The CPI(M) has pointed out that there are provisions enough under the Criminal Procedure Code not to resort to encounters to deal with robbers, extremists or even, as in this case, what appears to be people genuinely preparing to resist injustice. The action of the UP police reflects the inability of the NDA-led UP state government to govern the state, which accounts for no less than 12,000 murders a year and over half as many kidnappings and robberies. Unwilling to control these because of the politician-criminal police nexus (UP has 19 ministers who are noted history-sheeters), they have launched an illegal reign of terror.
In these circumstances, we demand that the UP chief minister apologise for his savage statements; the UP government reverse this policy immediately, hold a high-level enquiry into the Bhawanipur firing and all other so-called encounters, or be prepared to face an increasingly powerful democratic movement calling on it to resign and leave the governance of UP to forces better equipped to provide it.
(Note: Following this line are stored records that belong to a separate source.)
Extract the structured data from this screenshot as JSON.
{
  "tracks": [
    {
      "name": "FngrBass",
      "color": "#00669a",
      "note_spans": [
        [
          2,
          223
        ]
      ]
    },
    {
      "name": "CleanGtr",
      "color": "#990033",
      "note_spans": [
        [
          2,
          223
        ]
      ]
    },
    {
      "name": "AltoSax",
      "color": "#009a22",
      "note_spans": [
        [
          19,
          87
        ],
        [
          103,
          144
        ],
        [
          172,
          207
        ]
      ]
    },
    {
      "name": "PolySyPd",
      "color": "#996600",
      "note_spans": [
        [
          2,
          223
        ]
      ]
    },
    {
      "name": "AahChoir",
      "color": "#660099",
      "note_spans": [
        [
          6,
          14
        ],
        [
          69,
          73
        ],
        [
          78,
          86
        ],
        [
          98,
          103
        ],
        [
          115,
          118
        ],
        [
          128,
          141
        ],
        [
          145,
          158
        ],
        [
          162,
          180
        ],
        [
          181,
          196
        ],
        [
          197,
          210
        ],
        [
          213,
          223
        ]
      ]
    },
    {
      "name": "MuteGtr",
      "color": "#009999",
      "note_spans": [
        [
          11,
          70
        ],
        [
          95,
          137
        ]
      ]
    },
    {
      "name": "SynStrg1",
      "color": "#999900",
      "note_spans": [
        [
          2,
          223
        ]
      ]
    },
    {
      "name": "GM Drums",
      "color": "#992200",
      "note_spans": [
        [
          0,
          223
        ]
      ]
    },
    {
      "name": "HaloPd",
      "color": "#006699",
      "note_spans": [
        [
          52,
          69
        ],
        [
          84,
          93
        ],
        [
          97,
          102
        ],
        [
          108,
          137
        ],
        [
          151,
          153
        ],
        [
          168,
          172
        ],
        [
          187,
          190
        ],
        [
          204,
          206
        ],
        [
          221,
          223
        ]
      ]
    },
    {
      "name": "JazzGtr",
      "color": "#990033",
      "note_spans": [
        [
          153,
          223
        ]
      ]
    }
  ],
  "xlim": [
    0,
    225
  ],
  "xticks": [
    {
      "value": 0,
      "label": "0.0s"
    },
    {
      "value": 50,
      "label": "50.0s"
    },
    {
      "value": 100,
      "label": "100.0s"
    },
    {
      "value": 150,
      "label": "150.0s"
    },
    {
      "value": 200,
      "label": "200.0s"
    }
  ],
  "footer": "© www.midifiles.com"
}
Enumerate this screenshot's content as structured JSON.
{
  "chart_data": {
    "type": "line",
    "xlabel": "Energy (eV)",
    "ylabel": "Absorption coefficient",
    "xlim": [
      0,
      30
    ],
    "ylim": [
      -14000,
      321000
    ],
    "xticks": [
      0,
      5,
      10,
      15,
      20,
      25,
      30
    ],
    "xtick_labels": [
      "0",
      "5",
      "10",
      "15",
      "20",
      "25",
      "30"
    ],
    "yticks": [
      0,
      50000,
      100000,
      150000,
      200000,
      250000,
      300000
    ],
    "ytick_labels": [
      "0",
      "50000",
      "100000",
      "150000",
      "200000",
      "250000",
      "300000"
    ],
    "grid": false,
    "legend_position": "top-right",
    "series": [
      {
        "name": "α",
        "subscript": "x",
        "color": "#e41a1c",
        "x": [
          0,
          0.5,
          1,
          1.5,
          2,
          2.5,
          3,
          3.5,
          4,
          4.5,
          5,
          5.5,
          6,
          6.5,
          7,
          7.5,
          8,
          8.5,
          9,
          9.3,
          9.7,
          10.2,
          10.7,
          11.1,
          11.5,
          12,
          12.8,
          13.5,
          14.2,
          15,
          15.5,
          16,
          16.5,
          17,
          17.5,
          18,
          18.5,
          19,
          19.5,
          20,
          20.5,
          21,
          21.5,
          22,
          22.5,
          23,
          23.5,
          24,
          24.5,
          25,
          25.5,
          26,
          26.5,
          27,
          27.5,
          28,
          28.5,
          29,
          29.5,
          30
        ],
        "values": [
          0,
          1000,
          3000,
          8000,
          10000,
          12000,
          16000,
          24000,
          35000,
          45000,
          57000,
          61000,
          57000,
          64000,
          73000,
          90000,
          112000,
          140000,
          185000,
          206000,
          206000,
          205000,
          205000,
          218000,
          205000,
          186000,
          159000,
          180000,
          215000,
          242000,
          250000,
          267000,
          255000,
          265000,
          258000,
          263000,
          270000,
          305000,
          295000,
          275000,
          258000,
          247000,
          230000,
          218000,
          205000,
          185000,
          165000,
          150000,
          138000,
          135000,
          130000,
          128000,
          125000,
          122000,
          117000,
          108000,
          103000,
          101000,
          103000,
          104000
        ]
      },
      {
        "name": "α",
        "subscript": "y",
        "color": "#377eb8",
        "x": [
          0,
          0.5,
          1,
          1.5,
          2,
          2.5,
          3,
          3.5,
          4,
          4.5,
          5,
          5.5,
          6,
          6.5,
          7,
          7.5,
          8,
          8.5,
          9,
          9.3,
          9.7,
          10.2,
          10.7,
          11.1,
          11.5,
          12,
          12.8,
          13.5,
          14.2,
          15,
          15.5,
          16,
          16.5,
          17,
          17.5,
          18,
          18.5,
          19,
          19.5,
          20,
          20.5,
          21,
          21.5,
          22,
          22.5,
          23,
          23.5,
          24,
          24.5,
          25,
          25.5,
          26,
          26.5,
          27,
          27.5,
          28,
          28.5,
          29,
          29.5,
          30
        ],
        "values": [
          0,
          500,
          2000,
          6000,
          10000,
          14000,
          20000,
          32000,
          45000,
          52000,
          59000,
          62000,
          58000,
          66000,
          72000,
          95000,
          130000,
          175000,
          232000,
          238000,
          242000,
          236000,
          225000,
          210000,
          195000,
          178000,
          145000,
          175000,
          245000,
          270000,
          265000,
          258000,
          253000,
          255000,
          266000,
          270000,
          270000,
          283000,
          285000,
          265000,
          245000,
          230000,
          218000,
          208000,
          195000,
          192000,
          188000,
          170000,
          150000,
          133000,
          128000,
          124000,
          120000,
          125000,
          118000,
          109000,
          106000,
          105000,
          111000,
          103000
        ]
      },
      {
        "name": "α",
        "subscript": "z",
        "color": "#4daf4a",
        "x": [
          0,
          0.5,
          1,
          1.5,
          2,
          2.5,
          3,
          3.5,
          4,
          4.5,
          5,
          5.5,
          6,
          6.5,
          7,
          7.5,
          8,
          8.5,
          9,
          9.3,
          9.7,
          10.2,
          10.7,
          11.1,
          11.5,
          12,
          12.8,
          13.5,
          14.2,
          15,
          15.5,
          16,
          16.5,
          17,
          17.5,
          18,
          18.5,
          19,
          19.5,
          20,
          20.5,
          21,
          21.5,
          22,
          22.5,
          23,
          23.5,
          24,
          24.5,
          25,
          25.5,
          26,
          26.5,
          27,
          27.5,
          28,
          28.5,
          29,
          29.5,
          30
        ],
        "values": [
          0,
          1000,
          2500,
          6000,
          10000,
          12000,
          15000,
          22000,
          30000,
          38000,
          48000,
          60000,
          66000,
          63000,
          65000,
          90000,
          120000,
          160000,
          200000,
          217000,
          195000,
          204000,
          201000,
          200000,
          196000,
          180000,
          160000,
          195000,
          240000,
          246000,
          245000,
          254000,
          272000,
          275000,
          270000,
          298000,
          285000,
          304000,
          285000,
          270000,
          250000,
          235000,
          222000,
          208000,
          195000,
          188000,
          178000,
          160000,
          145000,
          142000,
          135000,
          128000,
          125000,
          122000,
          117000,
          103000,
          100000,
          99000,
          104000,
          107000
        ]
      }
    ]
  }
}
We further demand that the National Human Rights Commission take action against the UP state government for not even setting up a state Human Rights Commission despite repeated requests to do so, when there is a dire need in the state for such a body to start functioning at once.
It is perhaps the determination to continue their lawless career that has prompted the UP BJP MLAs to refuse to function within a code of conduct. If, as L K Advani says, the system is faulty, it is obvious that the system the BJP wants to replace it with is very much worse.